当ドラマの筋書きは、文字通り”そんなんじゃ到底結婚できないぞ”という男性が最高の理解者を見つける。という話で、ドラマなのにまったくドラマティックな展開がない。という当時のテレビドラマ氷河期を反映したような、これまでとは一風変わった趣向がこらされています。ドラマというよりリアリズムの追求。テレビドラマ特有のご都合主義をなるだけ排除し、現実社会の一部を面白く切り取ったような、そんな印象がありました。
阿部寛扮する主役の男性は建築士で、仕事はすごぶるできるのにコミュニケーション能力が皆無なため、自分一人ではお客さんから仕事を受注することができません。そこを高島礼子扮するパートナーの女性が全面的にカバーすることで、8年間絶妙なバランスで経営が回っていました。
そんなパートナーの女性が、実は密かに主人公に思いを寄せていて、他社から引き抜きの話がきた際に、主人公はその気持ちを知ることになります。彼女は仕事上ではなく生涯のパートナーとなることを望んでいて、主人公にその気持ちを確かめるために、引き抜きの話を受けるつもりだと彼に告げる。
主人公は「お前の人生だ。好きにしろ」と返事をしたが、内心では彼女なしでは自分はやっていけないことを十分に理解していた。

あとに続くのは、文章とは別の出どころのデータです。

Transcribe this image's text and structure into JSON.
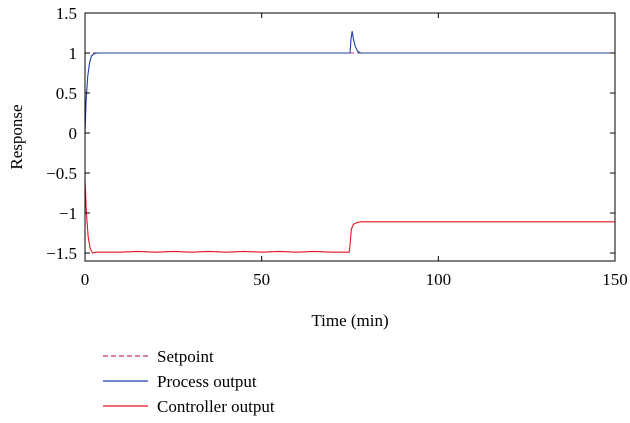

相手のことを考えたら気持ちよく送り出すべきだけど、このままでは自分の方もダメになってしまう。
そんな折、「あの人はあなたのことが好きなのよ」と、かかりつけの女医に告げられ、「辞めないでくれ」と素直に言いなさいと助言を受ける。このままではダメだと気づいた主人公は一人、商談の場に乗り込んでいく。ここで素直にならなければ彼女は去ってしまう。
ところが、そんな重要な場面においても、「お前のように都合のいい女は他にいないんだ」と、仕事上のパートナーとしての必要性を訴える主人公。自分へ好意を寄せていることなど、そのあたりの相手の気持ちに対する配慮は一切なしの口上。なんて冷たいのか。
挙句、最後は助言をくれた女医とひっつくという、まったくもって自分勝手な主人公。そりゃあこんな男が結婚なんてできるはずはない。
ところが、彼は皮肉屋ではあるものの、自分の気持ちに嘘をつきたくない。という信条をもっていて、それが社会への適合性を低くさせている。ということが最後には分かってきます。彼は彼なりの生き方を貫いていたわけです。
結局のところ、こういう男性には、仕事上においても、プライベードにおいても、自分を理解してくれる女性の存在が不可欠なんだな。ということを視聴者として僕は感じました。
たまに、自分がどうしようもない人間に思えてきます。
社会人としてのバランスを著しく欠いていて、ろくに人との関係も築けやしない。本を書いていなければこの世界における自分の存在意義なんてないのではないか。そう思うこともしばしばあります。
けれど、そんな自分を唯一信じてくれているのが、妻です。
妻がいなければ、もしかすると自分はもうこの世にはいなかったかもしれない。そう言っても大げさではありません。
僕にとって、女性の存在はあまりにも偉大です。
女性のサポートなしでは生きていけません。
まったく、どうしようもない作家です。